Passing messages to the masses beyond the constraints of traditional commercials
YOUTUBE
Yet another reason for traditional TV outlets to worry about their relevance: YouTube.com, the hot new outlet for people to post and share homemade videos, has caught the attention of big-name marketers.
Nike, Warner Bros., MTV2 and Dimension Films are among the firms seeding the site with commercial clips. Now, along with consumer-made videos of newborn babies, weddings and teens pulling pranks, is a short of soccer star Ronaldinho in his new Nike sneakers.
Part of YouTube's lure is its ease of use. Consumers — and advertisers — can upload clips quickly.
The site, which is like a virtual photo album that hosts millions of short videos, is simple to search.
As broadband penetration grows, and consumer appetite for on-demand entertainment swells, video-sharing sites such as YouTube are taking off. In December, when it formally launched, users watched 3 million videos daily. Now, it's about 40 million.
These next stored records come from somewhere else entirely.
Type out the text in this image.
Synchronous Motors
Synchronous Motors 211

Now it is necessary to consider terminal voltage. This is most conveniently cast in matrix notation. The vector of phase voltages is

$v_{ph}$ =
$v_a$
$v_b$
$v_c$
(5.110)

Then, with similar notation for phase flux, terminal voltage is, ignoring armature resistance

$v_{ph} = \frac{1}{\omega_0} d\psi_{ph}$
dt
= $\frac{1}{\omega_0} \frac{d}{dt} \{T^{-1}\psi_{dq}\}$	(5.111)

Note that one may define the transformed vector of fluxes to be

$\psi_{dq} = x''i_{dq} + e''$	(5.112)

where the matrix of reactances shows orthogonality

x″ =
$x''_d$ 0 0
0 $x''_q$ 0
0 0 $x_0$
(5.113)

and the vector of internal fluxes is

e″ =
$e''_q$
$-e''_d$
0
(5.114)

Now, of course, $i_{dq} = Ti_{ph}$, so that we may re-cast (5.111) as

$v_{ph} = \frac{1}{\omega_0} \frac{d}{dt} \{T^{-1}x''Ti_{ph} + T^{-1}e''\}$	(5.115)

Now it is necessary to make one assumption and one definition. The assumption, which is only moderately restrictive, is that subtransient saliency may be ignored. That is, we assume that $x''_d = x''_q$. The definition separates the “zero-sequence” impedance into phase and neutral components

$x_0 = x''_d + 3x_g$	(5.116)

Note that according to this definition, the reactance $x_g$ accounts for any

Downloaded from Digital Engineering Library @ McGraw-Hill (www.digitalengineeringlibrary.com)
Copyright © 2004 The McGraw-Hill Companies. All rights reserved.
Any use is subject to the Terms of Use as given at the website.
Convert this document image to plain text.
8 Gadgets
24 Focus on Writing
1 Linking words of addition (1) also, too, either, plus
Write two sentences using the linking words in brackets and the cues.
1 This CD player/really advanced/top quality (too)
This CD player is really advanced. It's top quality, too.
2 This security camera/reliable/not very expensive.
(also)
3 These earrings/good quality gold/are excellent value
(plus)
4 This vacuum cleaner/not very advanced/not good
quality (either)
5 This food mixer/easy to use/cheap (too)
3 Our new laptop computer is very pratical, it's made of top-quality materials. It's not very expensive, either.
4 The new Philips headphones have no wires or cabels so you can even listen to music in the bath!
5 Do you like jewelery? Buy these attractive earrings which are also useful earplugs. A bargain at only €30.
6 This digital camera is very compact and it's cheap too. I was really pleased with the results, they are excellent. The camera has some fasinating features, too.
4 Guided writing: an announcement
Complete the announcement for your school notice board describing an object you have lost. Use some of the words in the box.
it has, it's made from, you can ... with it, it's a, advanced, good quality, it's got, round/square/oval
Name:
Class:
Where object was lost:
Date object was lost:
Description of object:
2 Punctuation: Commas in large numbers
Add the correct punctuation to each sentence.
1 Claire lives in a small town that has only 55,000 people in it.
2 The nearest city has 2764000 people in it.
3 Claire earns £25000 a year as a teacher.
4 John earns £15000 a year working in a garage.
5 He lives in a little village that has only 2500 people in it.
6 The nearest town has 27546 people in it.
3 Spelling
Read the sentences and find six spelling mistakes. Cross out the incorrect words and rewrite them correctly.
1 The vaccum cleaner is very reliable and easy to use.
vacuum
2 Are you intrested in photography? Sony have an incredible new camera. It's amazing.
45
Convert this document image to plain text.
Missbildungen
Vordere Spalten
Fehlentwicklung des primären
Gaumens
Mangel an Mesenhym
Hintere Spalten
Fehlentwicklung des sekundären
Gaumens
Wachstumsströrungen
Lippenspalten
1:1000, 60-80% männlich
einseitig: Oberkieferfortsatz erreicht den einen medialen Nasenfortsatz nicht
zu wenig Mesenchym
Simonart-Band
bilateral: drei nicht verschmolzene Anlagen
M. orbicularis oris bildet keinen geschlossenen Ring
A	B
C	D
That buzz has piqued the interest of major marketers, ad agencies and media buying firms.
"From a brand standpoint, it's become another way to reach consumers," says Barry Lowenthal, president of ad buying company Media Kitchen.
In a world teeming with cynical consumers and ad-skipping devices such as TiVo, YouTube's edge is that its users actively seek out content. When word-of-mouth built about Nike's gritty Ronaldinho clip, consumers e-mailed the video to friends and embedded it in their profiles on social networking sites. It has been viewed more than 3 million times.
The price for Nike? Not much. The sneaker maker shot a digital video, then uploaded it for free.